In Lexicostratigraphy tracing the geographical location and linguistic change in the Koring (Oring) language by the Journal for African Studies, investigated the Koring and Igbo languages and settlements in Ebonyi State, using the 1,000 words link parameter, established that the Koring people were the first to settle in current day Ebonyi State, which is the last place the Ufia were before migrating to their current location in Ado local Government in Benue State.
The settlement in Yala LGA in Cross Rivers State bring to close proximity the historical linkages beween the Igede, Otukpo, Edumoga, Agila and Akweya people in present day Benue State. Yala is populated by four ethnic languages: Iyala, Igede, Ukelle and Yache people, this settlement is a microcosm of the inhabitation of the greater Idoma lands in Benue State.
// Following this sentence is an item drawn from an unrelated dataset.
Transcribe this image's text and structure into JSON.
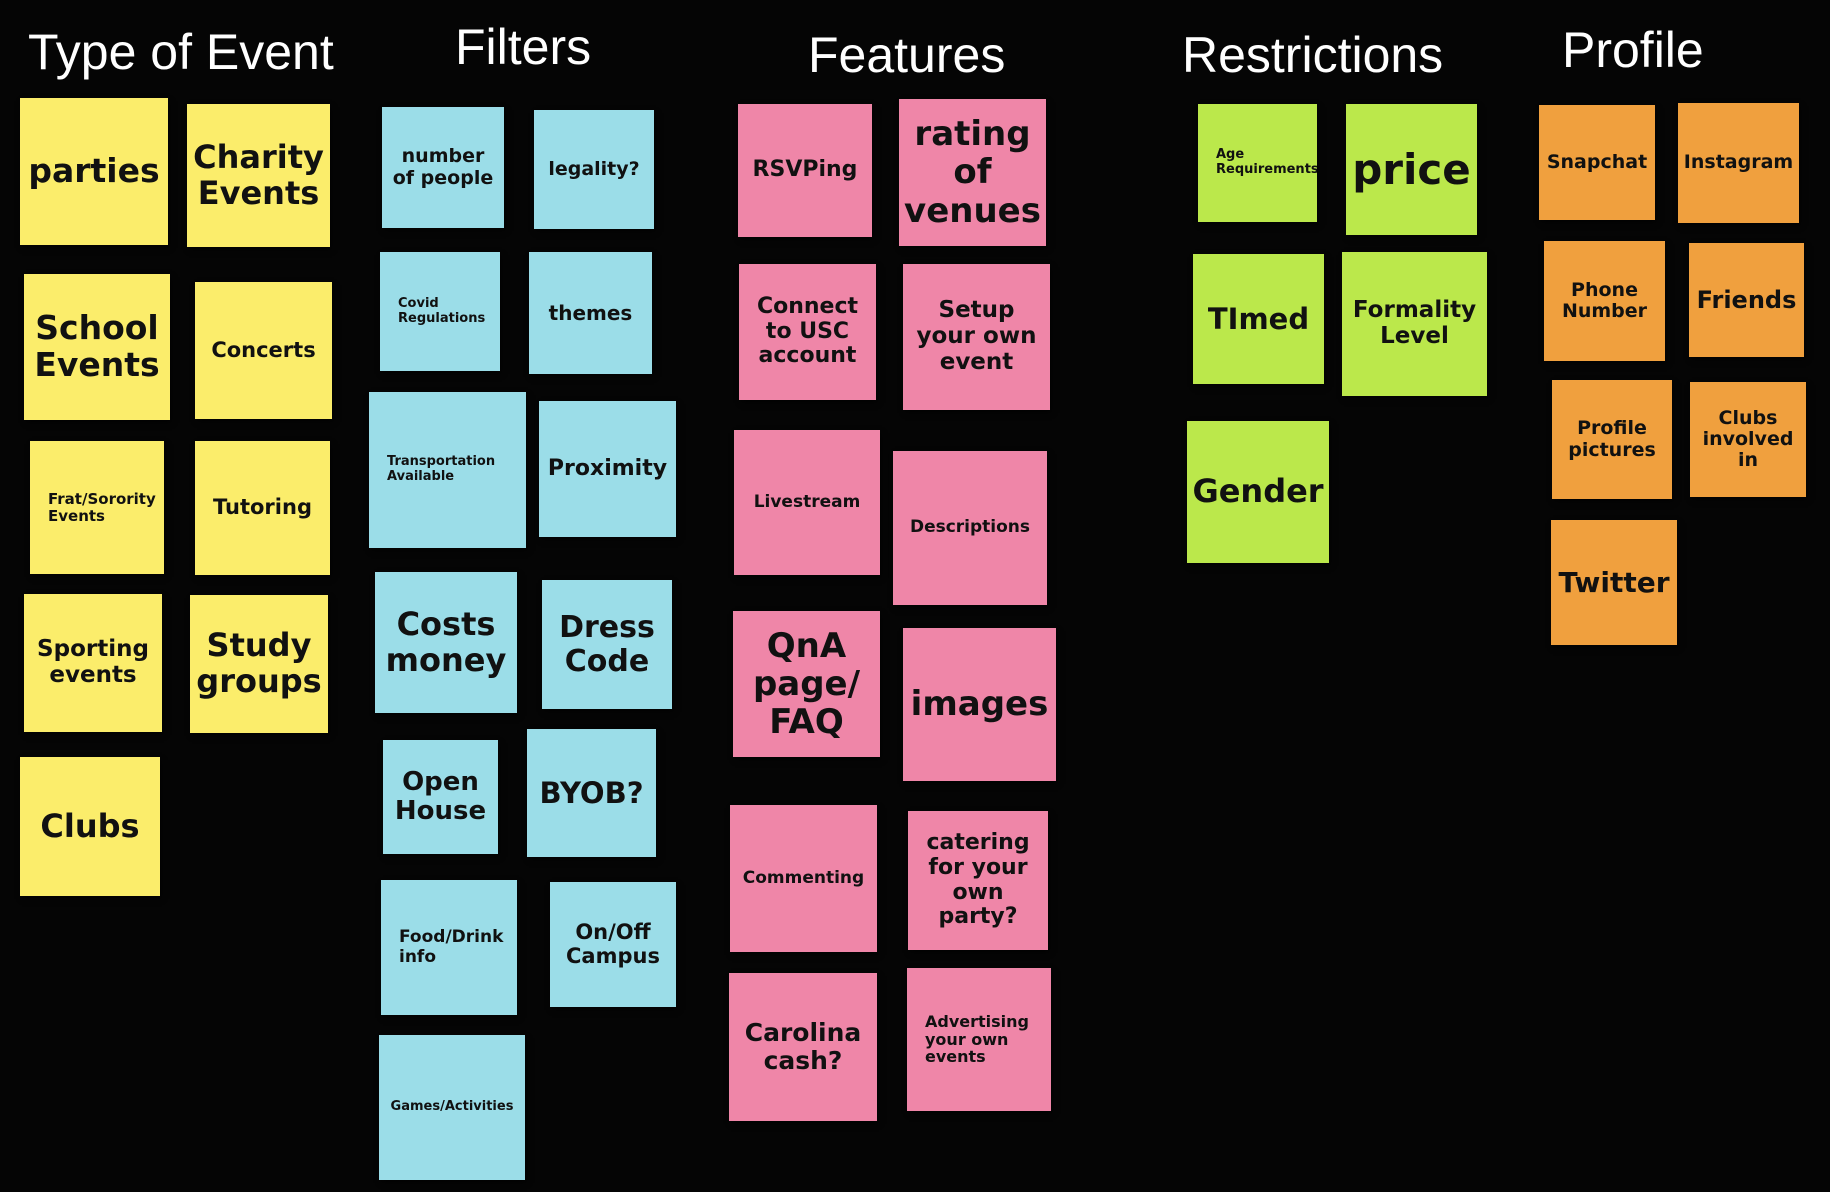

The Iyala in Cross River State is closely related to the Otukpo/Edumoga people in Benue State, the Igede in Cross River is closely related to the Igede in Benue State, the Ukelle in Cross River State is closely related to the Ufia people in Benue State and the Yache closely related to Akweya (Akpa) people in Benue State.
On the genealogy of the language the Ukelle dialect has been mixed with the neighboring Effik and Ejagham language, while the Uffiom, Okpoto, Ntezi, Nkalagu and Amudah dialect has also been over the years infused with Ezza and Igbo languages. The Ufia people in Utonkon have, to the larger part, kept their dialect undiluted, they have spoken this dialect for over five hundred (500) years.
My Humble Position: If Idoma is a language then the Ufia people are NOT Idoma, BUT if Idoma is a people, as I have pointed out THEN the Ufia People are Idoma.